Zulip Chat Archive
Stream: maths
Topic: Existence of a recursor
Patrick Johnson (Oct 01 2022 at 14:17):
What is the best way to prove this?
example {α nat : Type} {zero : nat} {succ : nat → nat}
(h₁ : ∀ (n : nat), zero ≠ succ n)
(h₂ : ∀ (m n : nat), succ m = succ n → m = n)
(h₃ : ∀ (P : nat → Prop) (n : nat),
P zero → (∀ (n : nat), P n → P (succ n)) → P n) :
∃ (rec : α → (nat → α → α) → nat → α), ∀ (z : α) (f : nat → α → α),
rec z f zero = z ∧ ∀ (n : nat), rec z f (succ n) = f n (rec z f n) :=
begin
sorry
end
I managed to prove this in another theorem prover, but the proof is very long. The proof goes like this: first define m ≤ n to be true iff there exists a function f : nat → nat such that f zero = m, f (succ k) = succ (f k) for all k, and there exists x such that f x = n. We define m < n as m ≤ n ∧ m ≠ n. Then we prove many useful theorems about those two relations. After that, we prove that for each N : nat there exists function rec' such that rec' N z f zero = z and for all n < N, rec' N z f (succ n) = f z (rec' N z f n). Then we prove that for any N₁ N₂ n : nat, if n < N₁ and n < N₂, then rec' N₁ z f n = rec' N₂ z f n. After that, we define rec z f n as rec' (succ n) z f n and finally prove the theorem.
Is there an easier way?
Junyan Xu (Oct 01 2022 at 19:53):
Using zero, succ, h₁, h₂, h₃ you should be able to construct a docs#equiv with ℕ, and you can just use nat.rec.
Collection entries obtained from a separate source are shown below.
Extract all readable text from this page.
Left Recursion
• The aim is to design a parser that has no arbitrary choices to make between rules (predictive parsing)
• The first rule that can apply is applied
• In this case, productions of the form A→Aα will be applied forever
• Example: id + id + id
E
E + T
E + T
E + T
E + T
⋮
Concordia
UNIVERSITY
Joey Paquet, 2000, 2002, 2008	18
If you don't want to use the inductive type ℕ, I think you can take rec z f to be the "union" of all partial functions g satisfying g zero = z ∧ ∀ (n : nat), g (succ n) = f n (g n); you won't get rid of inductive types completely (∃, ∧ and subtypes are all inductive types in Lean), but you could avoid the more "powerful" inductive types like ℕ.
Last updated: May 02 2025 at 03:31 UTC